Chi ha detto che i cartoni sono solo per bambini? Una sequenza di immagini infantili adatta ad un pubblico ancora da svezzare e senza alcuna pretesa, tranne quella di ridere e divertirsi.
“Quando si cresce i film d’animazione non si guardano più”, dicono in molti. “Non c’è profondità dove sono i pixel a farla da padrone”, sostengono altri. Tuttavia, caro lettore, non si può dire niente di più sbagliato.

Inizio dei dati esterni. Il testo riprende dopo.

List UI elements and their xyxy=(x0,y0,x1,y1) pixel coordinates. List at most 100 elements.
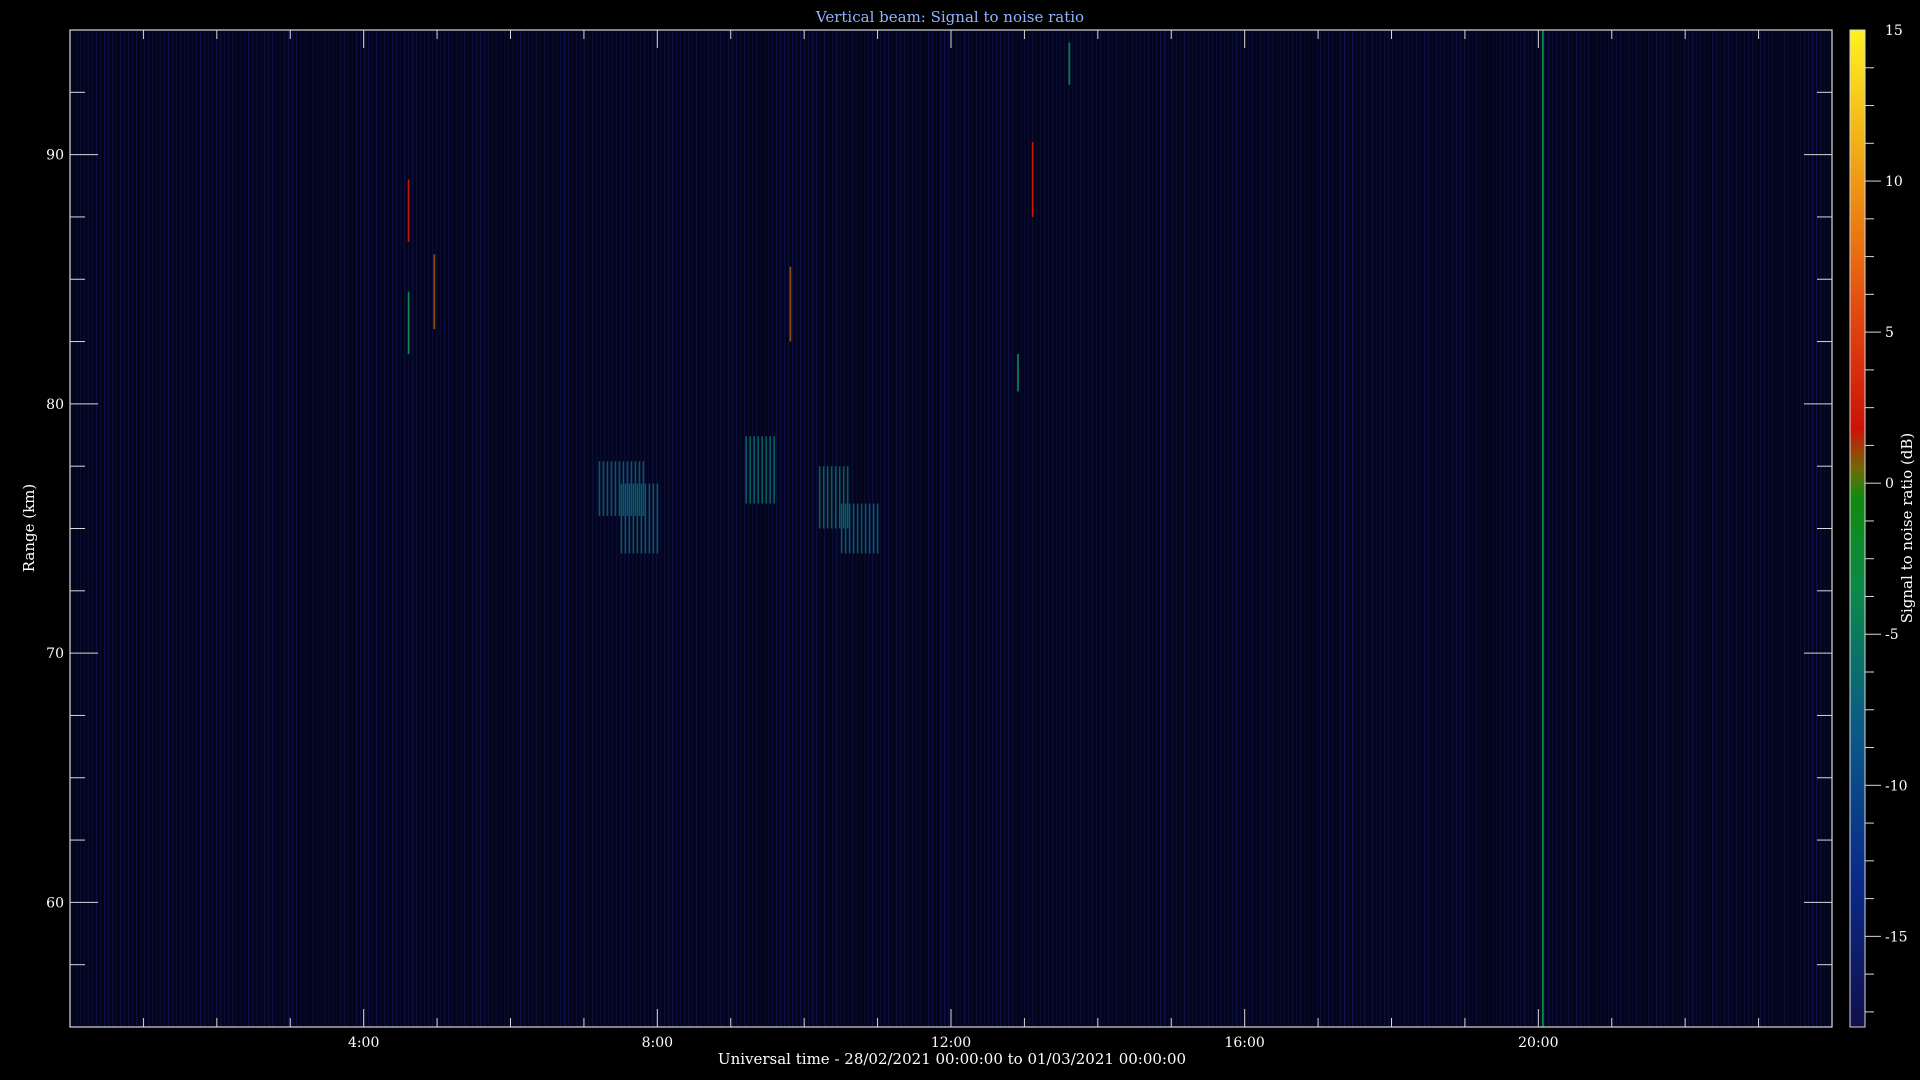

Inside Out è un’opera trasversale molto ambiziosa, che si ripropone di abbracciare una platea variegata sotto il segno della psicologia e della quotidianità. I bambini gioiranno nel vedere le loro emozioni personificarsi in un mondo colorato e divertente, mentre gli adulti potranno perdersi nelle considerazioni junghiane del genere. Infatti, anni di studi sulla mente umana si riassumono in 94 minuti di pianti e risate a scena aperta, rendendo alla portata di tutti concetti altrimenti astratti e complicati. Questa volta la Disney ha davvero fatto centro.
Negli ultimi anni il percorso della Pixar è stato sorprendente. Hanno iniziato col dar vita ai giocattoli (Toy Story), per poi rendere umani i “mostri” (Monsters & Co.) e gli Scozzesi (Brave), arrivando ad oggi col metapensiero. Emozioni che pensano, o meglio pensieri coscienti che ragionano sulla propria vita e sulla propria crescita, maturando nel tempo con la loro padroncina Riley.
I personaggi eletti hanno nomi bizzarri, come Gioia, Tristezza, Rabbia, Disgusto e Paura ed hanno tutti i crismi per essere ricordati nelle decadi a venire. Difficilmente si potranno dimenticare la sgargiante Gioia o i colpi di testa del serissimo Rabbia, ma ciò che conta è la loro unione. L’uno non può esistere senza l’altro, perché solo insieme potranno evitare che la situazione precipiti verso l’oblio dell’aridità interiore. Le emozioni “dentro” sono la chiave per comprendere il mondo “fuori”, unico vero nemico capace di schiacciare i sentimenti di una bambina qualsiasi. È un Up all’incontrario, con 5 piccoli amici che devono imparare a gestire la propria emotività, invece di condividerla. Carl era una scatola chiusa, ormai distrutto dalla perdita della moglie, mentre Riley è un fiume in piena senza argini.
Inside Out è il trionfo della quotidianità rappresentata come una splendida avventura. È la normalità che sale in cattedra per trasformarsi in un film d’azione, in una commedia, in un thriller ed in tutto ciò che volete. È il miracolo della vita. Nessuno avrebbe mai detto che un’esistenza così classica potesse essere il fulcro di uno dei migliori film dell’anno, anche se non si è nuovi ad esperimenti di questo tipo. Basta pensare al Boyhood di Linklater per rivivere la crescita di un ragazzo in quasi 3 ore di film, ma questa volta le emozioni sono travolgenti ed alcuni passaggi ormai sono storia. Il momento della cena in famiglia rappresenta l’apoteosi della complessa semplicità con cui si agisce ogni giorno, rapportandosi con un prossimo talvolta in capace di capire.
Anni, o meglio generazioni, di clichè cinematografici vengono riproposti con incredibile sagacia, rendendo nuovo il già visto e strizzando l’occhio a qualche grande classico. Il Chinatown di Polanski risuona imperioso in almeno due o tre circostanze e l’immancabile Hitchcock ritorna nella parte onirica, richiamando la sua “donna che visse due volte”.
Inside Out è ormai storia, ma prima di consegnarlo ai posteri andate a vederlo al cinema.